Urgency to build toward an international currency in 2009 and 2010 died out with what looked like an actual recovery, especially in China. That country enjoyed more of the privileges of the eurodollar system than any other place on earth, including the supposedly nominal national sponsor of this “dollar.” If it was going to work even reasonably well again, as it appeared, why mess with it?

It made perfect sense to complain in March 2009 when Chinese exports were falling by 20%, but not so much in May 2010 when they were up nearly 50%.

But that only got them through to 2011 when the reality of chronic dollar dysfunction dropped on them like a hammer. The deflationary wave that followed the 2011 break swept up everyone in its way – eventually.

It wasn’t like 2011 happened and then China’s economy suffered tragedy right then and there.

It slowed in 2012, seemed to have stabilized in 2013, and then got into real trouble in 2014.

That was three years where Governor Zhou could have been pushing a dollar alternative – but he didn’t.

And then 2015 and 2016, still no alternative even though the Chinese economy finally joined everyone else in the global economic “L.” Why wait until now, suffering so much trouble over the last seven years since 2011? Does it take more than seven years to get the de-dollar thing ready?

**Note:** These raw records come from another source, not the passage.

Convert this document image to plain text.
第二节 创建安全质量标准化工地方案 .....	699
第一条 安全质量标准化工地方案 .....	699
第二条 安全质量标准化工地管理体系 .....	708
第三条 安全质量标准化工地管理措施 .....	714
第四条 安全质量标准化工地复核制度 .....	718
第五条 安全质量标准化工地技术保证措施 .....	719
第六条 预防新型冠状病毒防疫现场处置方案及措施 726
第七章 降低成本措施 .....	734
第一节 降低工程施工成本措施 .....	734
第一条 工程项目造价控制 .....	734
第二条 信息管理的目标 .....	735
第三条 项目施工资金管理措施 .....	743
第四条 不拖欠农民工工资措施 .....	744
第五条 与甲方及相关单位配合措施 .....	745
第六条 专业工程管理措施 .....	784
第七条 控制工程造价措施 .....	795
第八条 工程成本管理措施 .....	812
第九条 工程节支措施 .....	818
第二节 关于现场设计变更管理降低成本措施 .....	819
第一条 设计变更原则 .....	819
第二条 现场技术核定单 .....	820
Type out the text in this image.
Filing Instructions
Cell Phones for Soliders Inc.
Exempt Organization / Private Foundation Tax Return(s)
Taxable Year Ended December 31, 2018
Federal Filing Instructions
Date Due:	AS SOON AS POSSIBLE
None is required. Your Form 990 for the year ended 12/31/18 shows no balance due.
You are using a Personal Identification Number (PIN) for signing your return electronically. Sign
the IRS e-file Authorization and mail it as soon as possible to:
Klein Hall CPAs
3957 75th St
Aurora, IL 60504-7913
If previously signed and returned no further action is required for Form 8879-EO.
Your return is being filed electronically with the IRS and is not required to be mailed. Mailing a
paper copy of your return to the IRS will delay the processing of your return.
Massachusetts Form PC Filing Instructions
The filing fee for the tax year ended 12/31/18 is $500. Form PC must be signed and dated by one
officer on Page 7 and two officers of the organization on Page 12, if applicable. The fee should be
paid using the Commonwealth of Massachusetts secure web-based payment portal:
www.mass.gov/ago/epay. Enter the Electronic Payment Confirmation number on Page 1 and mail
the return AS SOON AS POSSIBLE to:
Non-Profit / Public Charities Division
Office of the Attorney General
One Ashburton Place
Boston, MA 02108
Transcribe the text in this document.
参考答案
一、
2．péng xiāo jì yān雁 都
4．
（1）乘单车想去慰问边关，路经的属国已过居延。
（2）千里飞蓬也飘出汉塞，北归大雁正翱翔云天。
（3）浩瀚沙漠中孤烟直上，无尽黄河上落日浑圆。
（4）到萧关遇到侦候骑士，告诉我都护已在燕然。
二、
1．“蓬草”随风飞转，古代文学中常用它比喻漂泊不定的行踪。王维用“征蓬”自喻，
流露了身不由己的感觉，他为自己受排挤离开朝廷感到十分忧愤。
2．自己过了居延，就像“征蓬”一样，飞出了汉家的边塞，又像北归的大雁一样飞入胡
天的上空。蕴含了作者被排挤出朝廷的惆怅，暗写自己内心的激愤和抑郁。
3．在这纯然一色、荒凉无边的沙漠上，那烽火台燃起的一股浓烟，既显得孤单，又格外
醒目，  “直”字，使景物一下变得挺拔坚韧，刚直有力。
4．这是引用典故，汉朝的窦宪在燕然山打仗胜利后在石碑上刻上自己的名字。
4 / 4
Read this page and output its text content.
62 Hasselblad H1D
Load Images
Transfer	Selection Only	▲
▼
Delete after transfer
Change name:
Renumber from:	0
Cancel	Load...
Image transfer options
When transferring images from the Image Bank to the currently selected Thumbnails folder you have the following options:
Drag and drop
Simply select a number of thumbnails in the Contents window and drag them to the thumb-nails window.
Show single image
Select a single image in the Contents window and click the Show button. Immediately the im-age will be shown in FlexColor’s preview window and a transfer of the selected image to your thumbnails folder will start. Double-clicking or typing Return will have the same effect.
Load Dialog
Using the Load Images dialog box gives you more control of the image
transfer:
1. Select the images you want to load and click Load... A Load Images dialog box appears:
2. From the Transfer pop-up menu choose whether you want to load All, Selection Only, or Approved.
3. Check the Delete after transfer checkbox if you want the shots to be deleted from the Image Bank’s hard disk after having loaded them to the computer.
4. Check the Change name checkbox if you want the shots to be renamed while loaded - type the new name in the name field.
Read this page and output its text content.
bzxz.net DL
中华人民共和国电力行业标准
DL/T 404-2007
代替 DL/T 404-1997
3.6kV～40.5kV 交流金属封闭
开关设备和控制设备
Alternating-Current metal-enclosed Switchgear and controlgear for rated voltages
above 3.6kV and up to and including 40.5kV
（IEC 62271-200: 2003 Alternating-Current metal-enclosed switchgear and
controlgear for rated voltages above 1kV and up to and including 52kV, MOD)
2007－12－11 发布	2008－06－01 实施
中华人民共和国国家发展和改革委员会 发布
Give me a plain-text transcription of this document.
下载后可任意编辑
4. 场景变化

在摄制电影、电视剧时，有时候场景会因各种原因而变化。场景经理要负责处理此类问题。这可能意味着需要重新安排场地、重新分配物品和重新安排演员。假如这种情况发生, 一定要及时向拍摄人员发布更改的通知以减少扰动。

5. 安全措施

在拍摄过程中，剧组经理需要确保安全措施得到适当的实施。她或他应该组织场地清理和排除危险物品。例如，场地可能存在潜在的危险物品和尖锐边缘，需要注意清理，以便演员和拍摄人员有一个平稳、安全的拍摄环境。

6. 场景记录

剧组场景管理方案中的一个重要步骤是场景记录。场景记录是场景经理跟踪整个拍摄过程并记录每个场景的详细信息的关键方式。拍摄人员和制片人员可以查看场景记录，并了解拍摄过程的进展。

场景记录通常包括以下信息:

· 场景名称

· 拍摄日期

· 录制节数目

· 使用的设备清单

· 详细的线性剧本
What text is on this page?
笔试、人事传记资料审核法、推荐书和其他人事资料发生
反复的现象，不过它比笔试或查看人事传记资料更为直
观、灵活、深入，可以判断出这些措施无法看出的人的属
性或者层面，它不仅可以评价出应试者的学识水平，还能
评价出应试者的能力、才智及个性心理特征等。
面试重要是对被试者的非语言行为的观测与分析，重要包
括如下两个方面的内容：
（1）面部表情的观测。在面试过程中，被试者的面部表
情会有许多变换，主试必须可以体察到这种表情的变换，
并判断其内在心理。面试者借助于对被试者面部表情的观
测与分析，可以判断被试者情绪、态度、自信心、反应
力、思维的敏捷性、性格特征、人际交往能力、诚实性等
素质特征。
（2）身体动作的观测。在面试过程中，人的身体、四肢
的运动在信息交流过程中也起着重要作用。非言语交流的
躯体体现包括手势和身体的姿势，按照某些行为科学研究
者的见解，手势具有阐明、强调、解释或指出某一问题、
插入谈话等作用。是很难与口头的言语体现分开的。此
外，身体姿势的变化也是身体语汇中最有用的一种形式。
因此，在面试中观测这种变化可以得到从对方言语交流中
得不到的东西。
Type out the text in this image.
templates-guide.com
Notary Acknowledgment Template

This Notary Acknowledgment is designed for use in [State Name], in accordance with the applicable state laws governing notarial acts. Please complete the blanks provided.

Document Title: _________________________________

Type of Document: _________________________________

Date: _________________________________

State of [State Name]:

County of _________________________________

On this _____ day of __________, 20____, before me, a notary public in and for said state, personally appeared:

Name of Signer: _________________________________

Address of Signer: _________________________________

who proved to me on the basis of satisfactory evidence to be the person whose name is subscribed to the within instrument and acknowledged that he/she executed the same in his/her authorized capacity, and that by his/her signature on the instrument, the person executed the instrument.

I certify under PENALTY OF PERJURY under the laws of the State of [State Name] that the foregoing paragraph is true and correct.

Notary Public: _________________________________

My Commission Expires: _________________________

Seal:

Where Chinese and other Asian officials differ from Economists in the West is only that they are aware this is an “L” and not an actual business cycle at record length expansion. They don’t appear to be able to do much about it, which is why 2018 has seen too much of this (again):

I seriously doubt any central banker anywhere spends his or her time manipulating the price of gold down to the penny. Why would they? The whole point of QE was to play upon inflation expectations, which means a higher price of gold would actually help them achieve (as they saw them) their economic goals!

Never ascribe to malice, or supergenius Chinese long-range planners, dollars which can be explained, easily, by incompetence on both sides of the Pacific.

True goldbugs know the difference. Instability is the factor that matters, however it comes. Sometimes, ladies and gentlemen, deflation is just deflation.